1. Introdução: a doação “organizada” que vira surpresa no imposto
A doação de quotas de empresa (especialmente em holding familiar) com reserva de usufruto sempre foi uma estratégia comum de planejamento patrimonial: antecipa a sucessão, reduz conflitos e mantém o controle com os pais/doadores.
O problema é que, nos últimos anos, muitos Estados passaram a intensificar a fiscalização e elevar a base de cálculo do ITCMD, tratando a operação como se fosse uma transmissão de riqueza muito maior do que a realidade.
A pergunta é direta:
o Estado pode cobrar ITCMD como se as quotas valessem “valor de mercado”, mesmo quando há reserva de usufruto e restrições no contrato social?
2. O que é doação de quotas com reserva de usufruto (e por que é tão usada)
Na prática, funciona assim:
os pais/doadores transferem quotas aos filhos/herdeiros
registram a doação formalmente
mantêm o usufruto (direito de receber lucros/dividendos e administrar, conforme o caso)
O objetivo normalmente é:
organizar a sucessão ainda em vida
evitar inventário longo
reduzir disputas familiares
manter estabilidade na gestão da empresa
3. Onde nasce o conflito: a base de cálculo do ITCMD nas quotas
O ITCMD incide sobre o valor do bem doado.

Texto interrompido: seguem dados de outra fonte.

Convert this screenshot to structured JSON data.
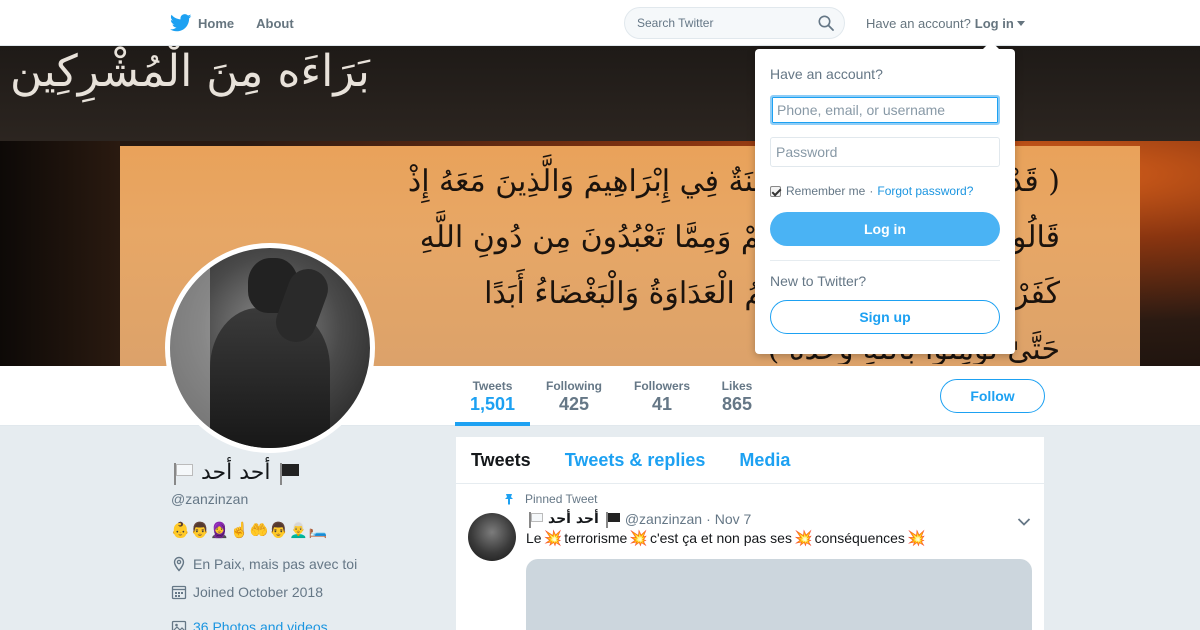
{
  "nav": {
    "home_label": "Home",
    "about_label": "About",
    "search_placeholder": "Search Twitter",
    "have_account": "Have an account?",
    "login_label": "Log in",
    "brand_color": "#1da1f2"
  },
  "banner": {
    "top_text": "بَرَاءَه مِنَ الْمُشْرِكِين",
    "verse_lines": [
      "( قَدْ كَانَتْ لَكُمْ أُسْوَةٌ حَسَنَةٌ فِي إِبْرَاهِيمَ وَالَّذِينَ مَعَهُ إِذْ",
      "قَالُوا لِقَوْمِهِمْ إِنَّا بُرَآءُ مِنكُمْ وَمِمَّا تَعْبُدُونَ مِن دُونِ اللَّهِ",
      "كَفَرْنَا بِكُمْ وَبَدَا بَيْنَنَا وَبَيْنَكُمُ الْعَدَاوَةُ وَالْبَغْضَاءُ أَبَدًا",
      "حَتَّىٰ تُؤْمِنُوا بِاللَّهِ وَحْدَهُ )"
    ]
  },
  "stats": [
    {
      "label": "Tweets",
      "value": "1,501"
    },
    {
      "label": "Following",
      "value": "425"
    },
    {
      "label": "Followers",
      "value": "41"
    },
    {
      "label": "Likes",
      "value": "865"
    }
  ],
  "follow_label": "Follow",
  "profile": {
    "name": "أحد أحد",
    "handle": "@zanzinzan",
    "bio": "👶👨🧕☝️🤲👨👨‍🦳🛏️",
    "location": "En Paix, mais pas avec toi",
    "joined": "Joined October 2018",
    "photos": "36 Photos and videos"
  },
  "timeline": {
    "tabs": [
      "Tweets",
      "Tweets & replies",
      "Media"
    ],
    "pinned_label": "Pinned Tweet",
    "tweet": {
      "name": "أحد أحد",
      "handle": "@zanzinzan",
      "dot": "·",
      "date": "Nov 7",
      "text_parts": [
        "Le ",
        "terrorisme",
        " c'est ça et non pas ses ",
        "conséquences"
      ]
    }
  },
  "login_dropdown": {
    "title": "Have an account?",
    "username_placeholder": "Phone, email, or username",
    "password_placeholder": "Password",
    "remember_label": "Remember me",
    "separator": "·",
    "forgot_label": "Forgot password?",
    "login_button": "Log in",
    "new_label": "New to Twitter?",
    "signup_button": "Sign up"
  }
}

E aqui surge a discussão: quanto valem as quotas?
Em geral, o contribuinte utiliza:
valor patrimonial contábil
balanço da empresa
patrimônio líquido
critérios previstos no contrato social
Mas alguns fiscos têm exigido:
avaliação a valor de mercado
laudo econômico com projeção de lucro
critérios mais “agressivos” para aumentar a cobrança
O resultado é claro: ITCMD maior.
4. O “novo risco”: o Fisco ignorar o usufruto e cobrar como se fosse doação plena
A reserva de usufruto muda a essência da operação.
Isso porque o donatário recebe quotas, mas não recebe o bem de forma plena, já que:
pode não ter controle imediato
pode não receber lucros (dependendo do usufruto)
pode estar limitado por cláusulas societárias
Quando o Estado cobra ITCMD como se a doação fosse total e livre, surge um problema jurídico:
o imposto pode estar incidindo sobre um valor que o donatário ainda não tem efetivamente.
5. Como o contribuinte pode se proteger (na prática)
Algumas medidas reduzem risco de autuação e de cobrança inflada:
formalizar a doação com cláusulas claras (usufruto, incomunicabilidade, reversão, etc.)
manter balanços e demonstrações contábeis atualizados
ter laudo técnico quando houver patrimônio relevante
documentar passivos, dívidas e contingências da empresa
evitar “valores simbólicos” sem lastro (isso costuma acender alerta fiscal)
Se houver cobrança abusiva, pode caber:
impugnação administrativa
ação judicial para discutir base de cálculo
pedido de restituição, se pago indevidamente
6. Conclusão: planejamento sucessório é legítimo — mas precisa ser defensável
Doação de quotas com reserva de usufruto continua sendo um instrumento lícito e muito útil para famílias empresárias.
Mas o cenário atual exige cautela: a Fazenda pode tentar elevar a base do ITCMD com “valor de mercado” e desconsiderar os efeitos reais do usufruto.
A regra prática é:
planejamento patrimonial não pode ser improvisado — ele precisa ser documentado, coerente e preparado para fiscalização.